Venture Capital Deal Terms
Common Venture Capital Deal Terms
When raising an early stage round of venture capital, there are several deal terms that may arise. These terms can affect the valuation of the company, the ownership and control of the company, and the rights of the investors. We’ve defined some of the most common deal terms that may arise in an early-stage venture capital round below.
Pre-Money Valuation: The value of the company prior to the closing of a new round of investment. This valuation is set by negotiations between the company and the lead investor and is used to determine the ownership stake that the investor will receive in exchange for their investment.
Post-Money Valuation: The value of the company after the closing of the investment has been made. This is calculated by adding the investment dollar amount to the pre-money valuation.
Option Pool: A pool of company shares set aside for future employee equity grants. This is typically expressed as a percentage of the fully diluted capitalization of the company.
Liquidation Preference: A provision that gives investors the right to receive a certain amount of money before any proceeds are distributed to common shareholders in the event of a sale or liquidation of the company.
Anti-Dilution Protection: A provision that protects investors from dilution in the event of a down round, where the company raises capital at a lower valuation than its previous round.
Conversion Rights: The right of the investor to convert their preferred shares into common shares, typically in the event of an initial public offering (IPO) or sale of the company.
Board Composition: The number and identity of board members usually represented by a mix of founding team members and investors. This can include board observer rights, which give investors the right to attend board meetings and receive board materials.
Information Rights: The right of the investor to receive certain information from the company, such as financial statements, on a regular basis.

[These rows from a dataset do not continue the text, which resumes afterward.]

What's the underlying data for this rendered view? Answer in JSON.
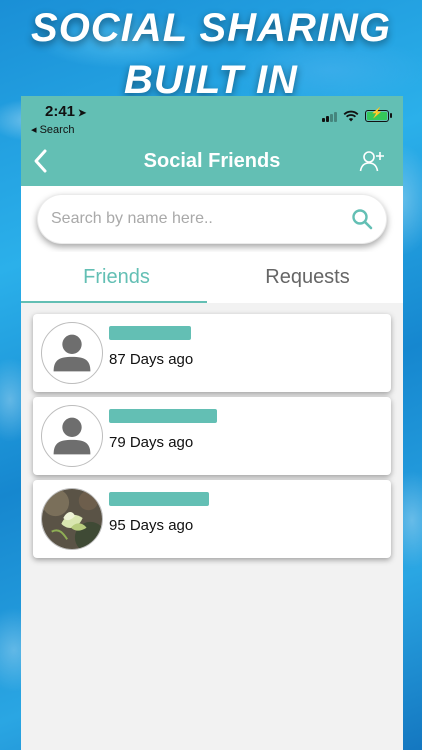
{
  "hero": {
    "line1": "SOCIAL SHARING",
    "line2": "BUILT IN"
  },
  "status_bar": {
    "time": "2:41",
    "back_app": "◂ Search"
  },
  "header": {
    "title": "Social Friends",
    "back_icon": "chevron-left-icon",
    "add_icon": "add-user-icon"
  },
  "search": {
    "placeholder": "Search by name here..",
    "icon": "search-icon"
  },
  "tabs": [
    {
      "label": "Friends",
      "active": true
    },
    {
      "label": "Requests",
      "active": false
    }
  ],
  "friends": [
    {
      "name": "",
      "time": "87 Days ago",
      "avatar": "default-avatar"
    },
    {
      "name": "",
      "time": "79 Days ago",
      "avatar": "default-avatar"
    },
    {
      "name": "",
      "time": "95 Days ago",
      "avatar": "photo-avatar"
    }
  ],
  "colors": {
    "accent": "#63bfb4",
    "background": "#f2f2f2",
    "tab_inactive": "#666666"
  }
}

Vesting Schedule: A requirement that the founders of the company vest their ownership stake over time. This is typically done to align the incentives of the founders with the long-term success of the company.
Drag-Along Rights: A provision that allows a majority of investors to force all shareholders to sell their shares in the event of a sale or merger of the company.
Right of First Refusal: A provision that gives the company or preferred stock investors the right to purchase shares from an investor before they can be sold to a third party.
Participating Preferred: A type of preferred stock that gives investors the right to receive both their liquidation preference and a pro-rata share of the remaining proceeds in the event of a sale or liquidation of the company.
Pro-Rata Rights: The right of the investor to participate in future rounds of financing in order to maintain their ownership percentage in the company.
Redemption Rights: The right of the investor to require the company to buy back their shares after a certain period of time.
These are some of the most common deal terms that may arise in an early-stage venture capital round. It's important for both the company and the investors to understand these terms and negotiate them carefully to ensure a successful outcome for everyone involved. It's always recommended to consult with legal and financial professionals when navigating the complexities of early-stage financing.